Judge: R. Kelly to pay $300,000 to victims of sex crime case

NEW YORK — A federal judge said Wednesday she plans to order disgraced R&B star R. Kelly to pay one of his victims more than $300,000 in a decades-long scheme to exploit him fame for sexually abusing young fans.

U.S. District Judge Ann Connelly’s reparation order, which is still being finalized, seeks to cover the cost of herpes and psychotherapy. The victim, mentioned only by a pseudonym, accused the jailed Kelly of giving her a sexually transmitted disease during one of their encounters.

Kelly could pay tens of thousands of dollars for herpes treatment and counseling for the second victim once the final result is calculated. The judge dismissed another plaintiff’s third claim.

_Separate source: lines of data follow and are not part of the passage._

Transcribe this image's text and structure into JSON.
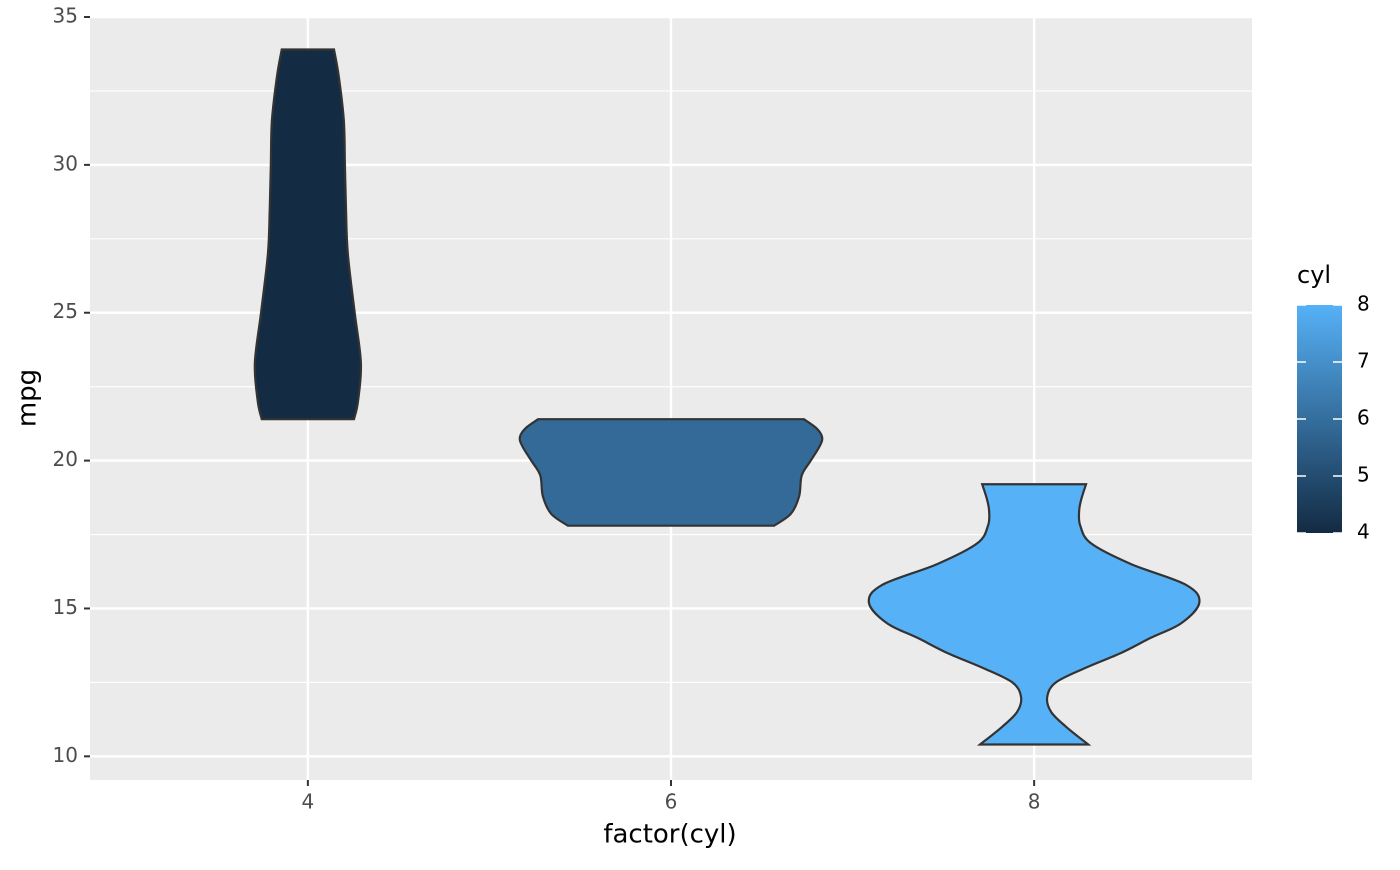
{
  "chart_data": {
    "type": "violin",
    "x_label": "factor(cyl)",
    "y_label": "mpg",
    "categories": [
      "4",
      "6",
      "8"
    ],
    "ylim": [
      9.2,
      35
    ],
    "yticks": [
      10,
      15,
      20,
      25,
      30,
      35
    ],
    "yminor": [
      12.5,
      17.5,
      22.5,
      27.5,
      32.5
    ],
    "grid": true,
    "series": [
      {
        "name": "4",
        "color": "#132B43",
        "y": [
          21.4,
          22,
          23.3,
          25,
          27,
          28.5,
          30,
          31.5,
          33,
          33.9
        ],
        "width": [
          0.127,
          0.138,
          0.146,
          0.129,
          0.11,
          0.105,
          0.102,
          0.099,
          0.085,
          0.072
        ]
      },
      {
        "name": "6",
        "color": "#336A98",
        "y": [
          17.8,
          18.2,
          18.8,
          19.5,
          20,
          20.5,
          20.8,
          21.1,
          21.4
        ],
        "width": [
          0.284,
          0.33,
          0.353,
          0.36,
          0.385,
          0.41,
          0.416,
          0.4,
          0.366
        ]
      },
      {
        "name": "8",
        "color": "#56B1F7",
        "y": [
          10.4,
          11,
          11.5,
          12,
          12.5,
          13,
          13.5,
          14,
          14.5,
          15.2,
          15.8,
          16.5,
          17.2,
          17.8,
          18.3,
          18.7,
          19.2
        ],
        "width": [
          0.149,
          0.088,
          0.047,
          0.036,
          0.06,
          0.143,
          0.24,
          0.32,
          0.405,
          0.455,
          0.418,
          0.267,
          0.157,
          0.127,
          0.124,
          0.13,
          0.143
        ]
      }
    ],
    "legend": {
      "title": "cyl",
      "lim": [
        4,
        8
      ],
      "ticks": [
        4,
        5,
        6,
        7,
        8
      ],
      "colors": [
        "#132B43",
        "#56B1F7"
      ]
    }
  }
}
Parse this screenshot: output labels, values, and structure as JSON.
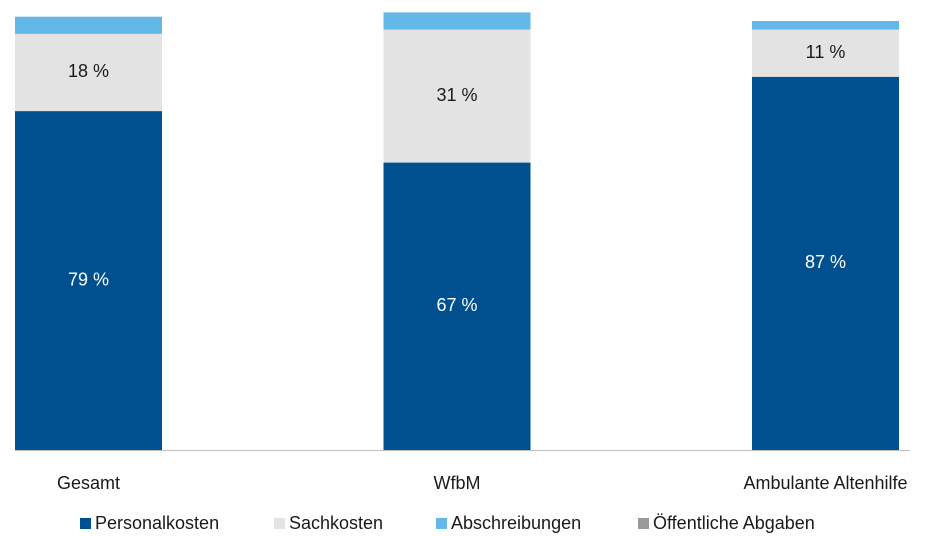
{
  "chart_data": {
    "type": "stacked_bar",
    "categories": [
      "Gesamt",
      "WfbM",
      "Ambulante Altenhilfe"
    ],
    "series": [
      {
        "name": "Personalkosten",
        "color": "#00508f",
        "values": [
          79,
          67,
          87
        ],
        "value_labels": [
          "79 %",
          "67 %",
          "87 %"
        ]
      },
      {
        "name": "Sachkosten",
        "color": "#e3e3e3",
        "values": [
          18,
          31,
          11
        ],
        "value_labels": [
          "18 %",
          "31 %",
          "11 %"
        ]
      },
      {
        "name": "Abschreibungen",
        "color": "#63b8e8",
        "values": [
          4,
          4,
          2
        ]
      },
      {
        "name": "Öffentliche Abgaben",
        "color": "#999999",
        "values": [
          0,
          0,
          0
        ]
      }
    ],
    "ylim": [
      0,
      100
    ]
  }
}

The Grammy-winning, multi-platinum-selling songwriter appeared at a Brooklyn federal court hearing via a video from the Chicago jail just to greet the judge and to decline offers to reveal more information. None of the victims were present.

Earlier this year, Kelly was sentenced to 30 years in prison after a trial in New York, where a jury found him guilty of racketeering and sex trafficking. A second trial in Chicago ended Sept. 14 in which he was charged with producing child pornography and seducing girls to have sex.

Now the question in the New York case becomes when and how Kelly will pay the damages. Prosecutors claim he could have access to up to $5 million, as well as about $28,000 seized from his prisoner’s commissary account, which defense attorney Jennifer Bonjean said was made up of small donations from fans .

Bonjean told the judge that Kelly was unable to receive any other funds because of the verdict in the civil case he brought. She also insists that her clients have been kept in the dark about their financial situation.

“He’s not the best source for this information,” she said.

Kelly achieved superstar status with the 1996 hit “I Believe I Can Fly” and the cult classic “Trapped in the Closet,” a multi-part tale of sexual betrayal and intrigue.